Spiraling Out of Control – Wages and Prices

Unless you’ve been hiding in your basement for the last couple of months (understandable if you were), you’ve probably heard about the dreaded Wage-Price Spiral (WPS) that many economists are predicting.

A WPS can occur when prices rise, causing workers to demand higher wages.  Companies then raise prices again to cover their now-higher wage expense – which causes workers to demand even higher wages to keep up.  This is a state of affairs almost guaranteed to end in tears, as it did in the US in the 1970s.  A never-ending loop that results in no real gain for workers, companies, or consumers.
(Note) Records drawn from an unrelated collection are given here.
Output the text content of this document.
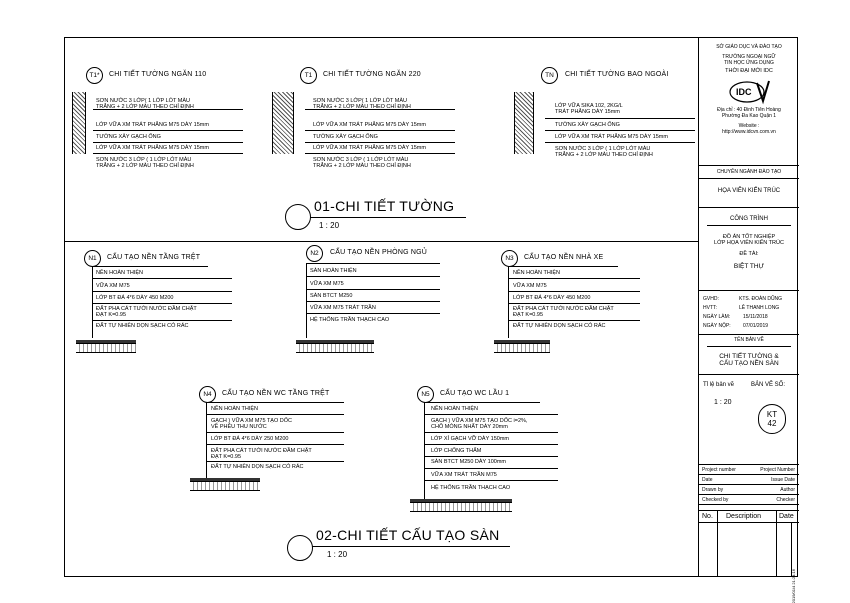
T1*	CHI TIẾT TƯỜNG NGĂN 110
SƠN NƯỚC 3 LỚP( 1 LỚP LÓT MÀU
TRẮNG + 2 LỚP MÀU THEO CHỈ ĐỊNH
LỚP VỮA XM TRÁT PHẲNG M75 DÀY 15mm
TƯỜNG XÂY GẠCH ỐNG
LỚP VỮA XM TRÁT PHẲNG M75 DÀY 15mm
SƠN NƯỚC 3 LỚP ( 1 LỚP LÓT MÀU
TRẮNG + 2 LỚP MÀU THEO CHỈ ĐỊNH
T1	CHI TIẾT TƯỜNG NGĂN 220
SƠN NƯỚC 3 LỚP( 1 LỚP LÓT MÀU
TRẮNG + 2 LỚP MÀU THEO CHỈ ĐỊNH
LỚP VỮA XM TRÁT PHẲNG M75 DÀY 15mm
TƯỜNG XÂY GẠCH ỐNG
LỚP VỮA XM TRÁT PHẲNG M75 DÀY 15mm
SƠN NƯỚC 3 LỚP ( 1 LỚP LÓT MÀU
TRẮNG + 2 LỚP MÀU THEO CHỈ ĐỊNH
TN	CHI TIẾT TƯỜNG BAO NGOÀI
LỚP VỮA SIKA 102, 2KG/L
TRÁT PHẲNG DÀY 15mm
TƯỜNG XÂY GẠCH ỐNG
LỚP VỮA XM TRÁT PHẲNG M75 DÀY 15mm
SƠN NƯỚC 3 LỚP ( 1 LỚP LÓT MÀU
TRẮNG + 2 LỚP MÀU THEO CHỈ ĐỊNH
01-CHI TIẾT TƯỜNG
1 : 20
N1	CẤU TẠO NỀN TẦNG TRỆT
NỀN HOÀN THIỆN
VỮA XM M75
LỚP BT ĐÁ 4*6 DÀY 450 M200
ĐẤT PHA CÁT TƯỚI NƯỚC ĐẦM CHẶT
ĐẠT K=0.95
ĐẤT TỰ NHIÊN DỌN SẠCH CỎ RÁC
N2	CẤU TẠO NỀN PHÒNG NGỦ
SÀN HOÀN THIỆN
VỮA XM M75
SÀN BTCT M250
VỮA XM M75 TRÁT TRẦN
HỆ THỐNG TRẦN THẠCH CAO
N3	CẤU TẠO NỀN NHÀ XE
NỀN HOÀN THIỆN
VỮA XM M75
LỚP BT ĐÁ 4*6 DÀY 450 M200
ĐẤT PHA CÁT TƯỚI NƯỚC ĐẦM CHẶT
ĐẠT K=0.95
ĐẤT TỰ NHIÊN DỌN SẠCH CỎ RÁC
N4	CẤU TẠO NỀN WC TẦNG TRỆT
NỀN HOÀN THIỆN
GẠCH ) VỮA XM M75 TẠO DỐC
VỀ PHỄU THU NƯỚC
LỚP BT ĐÁ 4*6 DÀY 250 M200
ĐẤT PHA CÁT TƯỚI NƯỚC ĐẦM CHẶT
ĐẠT K=0.95
ĐẤT TỰ NHIÊN DỌN SẠCH CỎ RÁC
N5	CẤU TẠO WC LẦU 1
NỀN HOÀN THIỆN
GẠCH ) VỮA XM M75 TẠO DỐC i=2%,
CHỖ MỎNG NHẤT DÀY 20mm
LỚP XỈ GẠCH VỠ DÀY 150mm
LỚP CHỐNG THẤM
SÀN BTCT M250 DÀY 100mm
VỮA XM TRÁT TRẦN M75
HỆ THỐNG TRẦN THẠCH CAO
02-CHI TIẾT CẤU TẠO SÀN
1 : 20
SỞ GIÁO DỤC VÀ ĐÀO TẠO
TRƯỜNG NGOẠI NGỮ
TIN HỌC ỨNG DỤNG
THỜI ĐẠI MỚI IDC
IDC
Địa chỉ : 40 Đinh Tiên Hoàng
Phường Đa Kao Quận 1
Website :
http://www.idcvn.com.vn
CHUYÊN NGÀNH ĐÀO TẠO
HỌA VIÊN KIẾN TRÚC
CÔNG TRÌNH
ĐỒ ÁN TỐT NGHIỆP
LỚP HỌA VIÊN KIẾN TRÚC
ĐỀ TÀI:
BIỆT THỰ
GVHD:	KTS. ĐOÀN DŨNG
HVTT:	LÊ THANH LONG
NGÀY LÀM:	15/11/2018
NGÀY NỘP: 07/01/2019
TÊN BẢN VẼ
CHI TIẾT TƯỜNG &
CẤU TẠO NỀN SÀN
Tỉ lệ bản vẽ	BẢN VẼ SỐ:
1 : 20
KT
42
Project number	Project Number
Date	Issue Date
Drawn by	Author
Checked by	Checker
No. Description	Date
2019/01/4 21:24:16
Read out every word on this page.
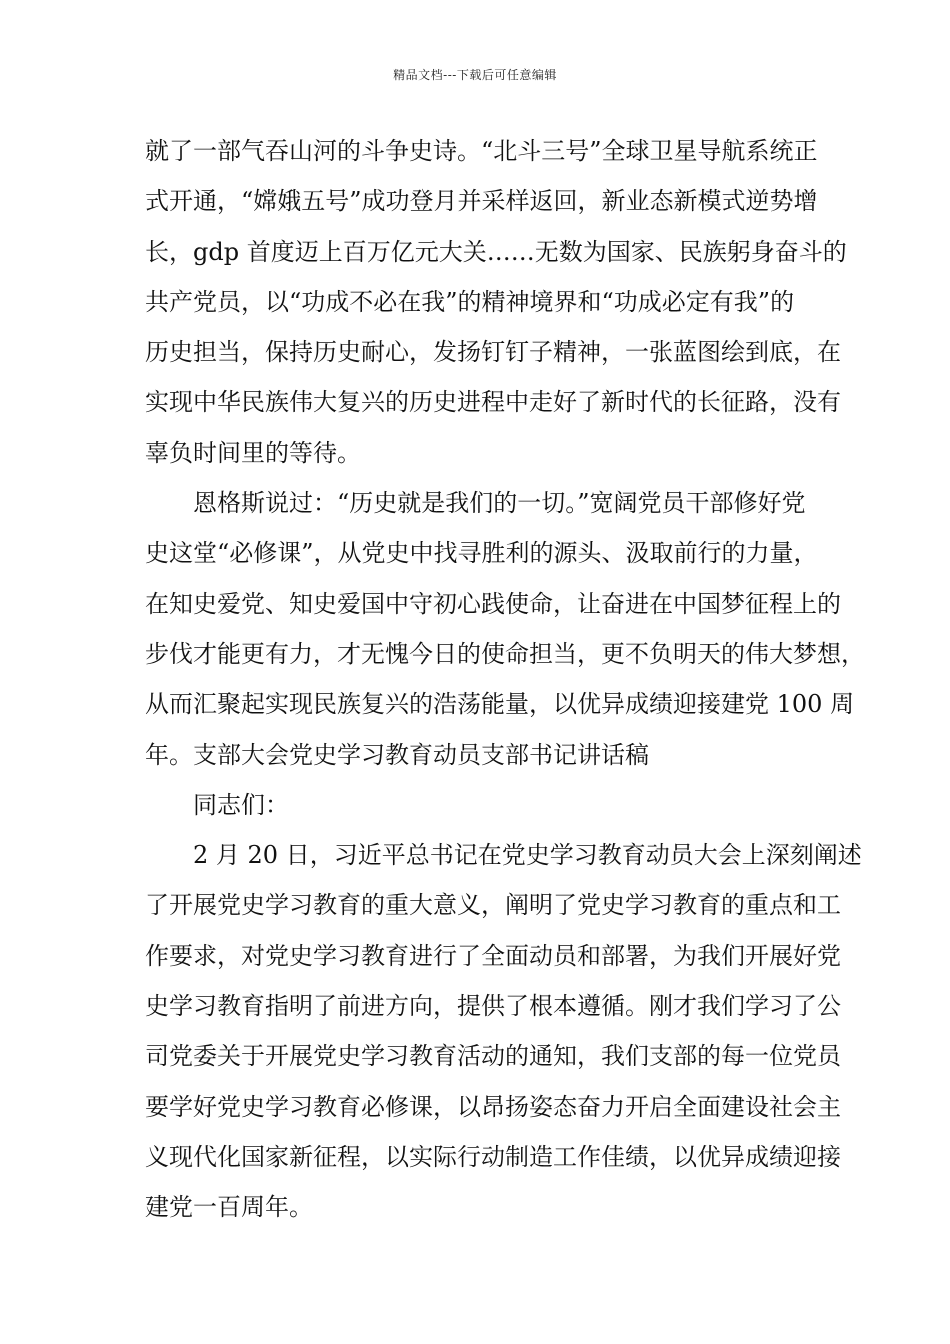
精品文档---下载后可任意编辑
就了一部气吞山河的斗争史诗。“北斗三号”全球卫星导航系统正
式开通，“嫦娥五号”成功登月并采样返回，新业态新模式逆势增
长，gdp 首度迈上百万亿元大关……无数为国家、民族躬身奋斗的
共产党员，以“功成不必在我”的精神境界和“功成必定有我”的
历史担当，保持历史耐心，发扬钉钉子精神，一张蓝图绘到底，在
实现中华民族伟大复兴的历史进程中走好了新时代的长征路，没有
辜负时间里的等待。
恩格斯说过：“历史就是我们的一切。”宽阔党员干部修好党
史这堂“必修课”，从党史中找寻胜利的源头、汲取前行的力量，
在知史爱党、知史爱国中守初心践使命，让奋进在中国梦征程上的
步伐才能更有力，才无愧今日的使命担当，更不负明天的伟大梦想，
从而汇聚起实现民族复兴的浩荡能量，以优异成绩迎接建党 100 周
年。支部大会党史学习教育动员支部书记讲话稿
同志们：
2 月 20 日，习近平总书记在党史学习教育动员大会上深刻阐述
了开展党史学习教育的重大意义，阐明了党史学习教育的重点和工
作要求，对党史学习教育进行了全面动员和部署，为我们开展好党
史学习教育指明了前进方向，提供了根本遵循。刚才我们学习了公
司党委关于开展党史学习教育活动的通知，我们支部的每一位党员
要学好党史学习教育必修课，以昂扬姿态奋力开启全面建设社会主
义现代化国家新征程，以实际行动制造工作佳绩，以优异成绩迎接
建党一百周年。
As a business leader, you’d better brush up on your Econ 101 and hold on to your seats because we may actually be in a WPS now as workers demand higher wages and salaries to keep up with the largest price increases since 1981.  And just to add gasoline to the flames, interest rates have been near zero for two years, supply chains are close to breaking, and labor shortages have given workers unusually high bargaining-power.

But it’s hard to make sense of the spirograph of data, and other economists are confident that we’re not in a WPS, nor will we be in one anytime soon – and that includes the US Federal Reserve.  Those are enough spirals to make one dizzy…

And how would we go about fixing a WPS if it does happen?  That job falls to the central banks, and the Fed is actively working on it by aggressively raising interest rates (in spite of not seeing signs of a WPS), hopefully without strangling growth.

The bottom line is that no one knows if a WPS is coming soon, but even your basement might not be safe if it does.